Posted by Trouble | Report as abusive

Considering Greece made it in I would say yes.

Officially the country must have a deficit below 3% of GDP and debt below 60%. If this is not the case the country has to sufficiently show that it is on the right path.

They also need stable prices (max 1.5% above lowest 3 countries in EMU), low interest rates (max 2% above lowest 3 in EMU), and stable a currency (not devalued against the Euro during the 2 year switching process).

You could make a case either way pretty easily. Considering if the US applied tomorrow the would have to fulfill all above criteria. Your feeling on the future US debt burden would weigh heavily on any opinion.

However, as I said Greece got in. IF the US was in the geographic area I would say with almost certainty they would be allowed in. Imagine the EMU without Germany or France. The US is a huge economy and would have to be a part of any monetary union.
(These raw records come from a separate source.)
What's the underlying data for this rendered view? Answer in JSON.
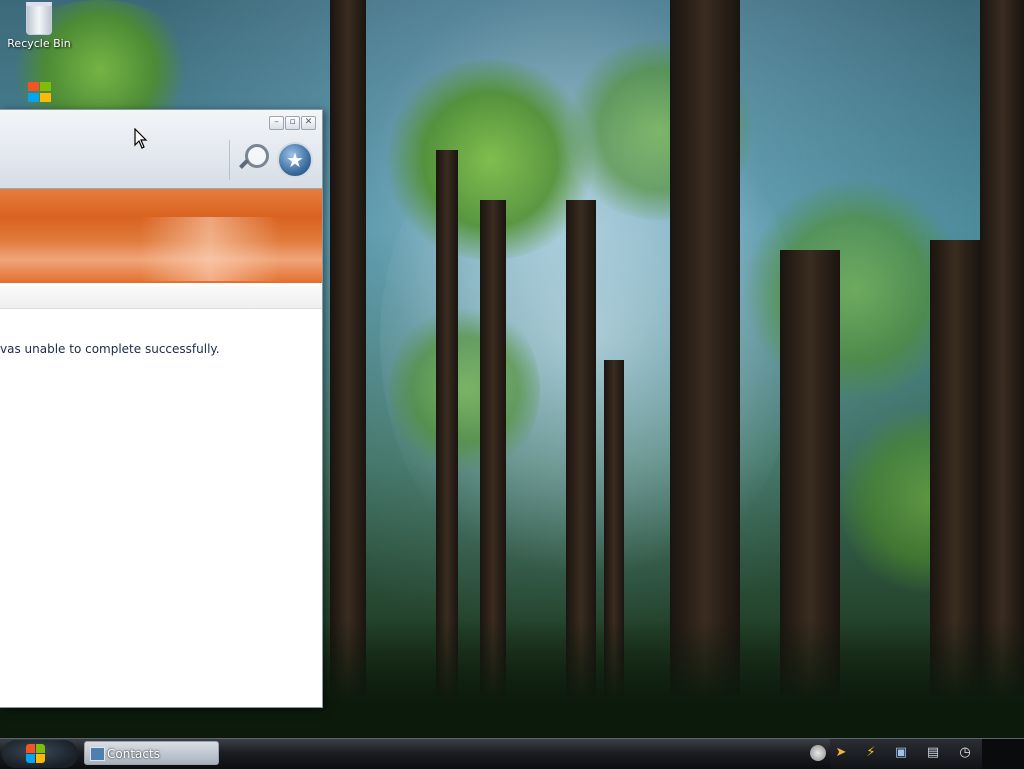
{
  "desktop": {
    "icons": [
      {
        "label": "Recycle Bin",
        "icon": "recycle-bin-icon"
      },
      {
        "label": "",
        "icon": "windows-shortcut-icon"
      }
    ]
  },
  "window": {
    "controls": {
      "minimize": "–",
      "maximize": "▫",
      "close": "✕"
    },
    "search_icon": "search-icon",
    "star_icon": "★",
    "message": "vas unable to complete successfully."
  },
  "taskbar": {
    "start_icon": "windows-orb-icon",
    "tasks": [
      {
        "label": "Contacts",
        "icon": "contacts-icon"
      }
    ],
    "tray_icons": [
      "arrow-icon",
      "lightning-icon",
      "gadget-icon",
      "network-icon",
      "clock-icon"
    ]
  },
  "colors": {
    "banner_orange": "#e36e2c",
    "message_text": "#1b2b4a"
  }
}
Likewise, imagine Canada and Mexico creating a monetary union without the US. It would be absurd.

Posted by MSwizzle | Report as abusive

Great model Felix Inc.

Y.Alekseyev is correct, maybe you can republish with his stats or maybe some other more realistic feedbacks. That would supply you with content for 196 days for 196 countries: “Salmon’s Global Barometer”, maybe working from the best to the worst (to give them time to fix their numbers). The overlooked and -cooked variables will come out in the wash.
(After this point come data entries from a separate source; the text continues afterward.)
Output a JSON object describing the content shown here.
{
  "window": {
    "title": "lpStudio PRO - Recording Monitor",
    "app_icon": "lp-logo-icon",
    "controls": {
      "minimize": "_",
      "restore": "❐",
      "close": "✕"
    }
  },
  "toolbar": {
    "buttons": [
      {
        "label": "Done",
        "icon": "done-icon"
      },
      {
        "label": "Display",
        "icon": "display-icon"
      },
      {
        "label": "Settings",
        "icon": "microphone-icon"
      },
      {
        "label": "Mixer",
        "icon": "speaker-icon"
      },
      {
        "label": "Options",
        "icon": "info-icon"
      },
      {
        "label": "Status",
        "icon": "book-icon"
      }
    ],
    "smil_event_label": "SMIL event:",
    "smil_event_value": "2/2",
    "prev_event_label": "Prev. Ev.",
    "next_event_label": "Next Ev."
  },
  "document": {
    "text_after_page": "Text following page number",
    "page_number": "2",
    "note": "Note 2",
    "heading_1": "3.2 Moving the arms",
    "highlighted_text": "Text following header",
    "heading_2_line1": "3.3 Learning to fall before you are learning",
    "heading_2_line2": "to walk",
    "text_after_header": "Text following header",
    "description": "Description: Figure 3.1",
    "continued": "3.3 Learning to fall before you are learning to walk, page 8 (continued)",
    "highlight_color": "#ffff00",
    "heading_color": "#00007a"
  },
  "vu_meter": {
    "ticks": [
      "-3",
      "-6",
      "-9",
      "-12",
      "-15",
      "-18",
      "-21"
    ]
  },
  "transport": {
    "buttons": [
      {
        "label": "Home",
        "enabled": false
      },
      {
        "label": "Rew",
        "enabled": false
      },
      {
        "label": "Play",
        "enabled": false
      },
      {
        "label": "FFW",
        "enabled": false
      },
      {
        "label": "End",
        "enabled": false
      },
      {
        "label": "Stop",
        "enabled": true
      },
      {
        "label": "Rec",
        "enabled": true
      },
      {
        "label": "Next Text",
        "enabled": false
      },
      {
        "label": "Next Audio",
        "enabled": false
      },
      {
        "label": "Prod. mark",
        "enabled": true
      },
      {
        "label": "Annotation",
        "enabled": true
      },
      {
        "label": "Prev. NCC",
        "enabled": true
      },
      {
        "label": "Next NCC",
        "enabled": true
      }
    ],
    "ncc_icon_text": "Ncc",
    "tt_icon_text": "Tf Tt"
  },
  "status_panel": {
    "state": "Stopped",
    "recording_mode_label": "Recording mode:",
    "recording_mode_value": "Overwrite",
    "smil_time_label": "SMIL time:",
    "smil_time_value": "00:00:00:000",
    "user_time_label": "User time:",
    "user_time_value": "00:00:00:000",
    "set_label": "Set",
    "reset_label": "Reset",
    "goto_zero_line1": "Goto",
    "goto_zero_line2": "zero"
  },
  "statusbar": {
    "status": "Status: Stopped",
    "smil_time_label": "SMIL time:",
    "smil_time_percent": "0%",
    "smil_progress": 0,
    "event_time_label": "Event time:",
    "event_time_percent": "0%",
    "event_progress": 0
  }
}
MSwizzle: The only way the US will survive is to form a monetary union with: its own Alaska, Hawaii, Canada, Latin America and Southern America. That’s the only way to counter BRIC.

Posted by Ghandiolfini | Report as abusive

Ghandiolfini: Canada in a monetary union with the US? No thanks. Our banking system is fine, thank you very much, and our federal government was paying down debt – fancy that, actually paying down debt – for many years before the financial crisis struck. Even now its annual deficit, around 5% of GDP, is manageable. The Brits wisely rejected adopting the Euro. Canadians will do the same in rejecting adoption of the greenback in any proposed monetary union.
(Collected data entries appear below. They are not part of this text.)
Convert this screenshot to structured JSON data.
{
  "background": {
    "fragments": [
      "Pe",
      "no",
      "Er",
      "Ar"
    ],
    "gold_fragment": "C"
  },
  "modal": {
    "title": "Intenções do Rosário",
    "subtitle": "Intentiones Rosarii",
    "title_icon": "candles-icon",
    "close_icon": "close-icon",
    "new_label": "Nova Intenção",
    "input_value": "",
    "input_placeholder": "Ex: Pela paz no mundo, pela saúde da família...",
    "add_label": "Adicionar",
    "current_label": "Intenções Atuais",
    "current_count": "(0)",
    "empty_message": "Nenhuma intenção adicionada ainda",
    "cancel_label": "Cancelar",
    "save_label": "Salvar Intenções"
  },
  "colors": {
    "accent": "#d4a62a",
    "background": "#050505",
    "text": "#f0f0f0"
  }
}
Posted by Gotthardbahn | Report as abusive

Sorry Felix, but it’s really just a box with a load of numbers in it. The Greeks – the ones in charge, that is – had every incentive they could possibly need to get it right first time around, didn’t they? At least from their fellow countrymen’s perspective, they did.

And look what happened. No, they ought to be in a box.

Posted by HBC | Report as abusive

Greece is going to continue to be a huge problem for Euro land until they default. That’s when the fun starts

Posted by Storyburncom_is | Report as abusive

Felix–do you have one of these for Ireland? It would be great to see it. Any thoughts on Irish deflationary pressure? Having nationalized the banks, the government is in the process of getting the taxpayers to buyout all the caustic debt (through NAMA)–but will Ireland go the way of Greece?

Posted by JustJustin | Report as abusive

Good little spreadsheet, love the projecting capability

I have had a stab myself at constructing a spreadsheet about the crisis.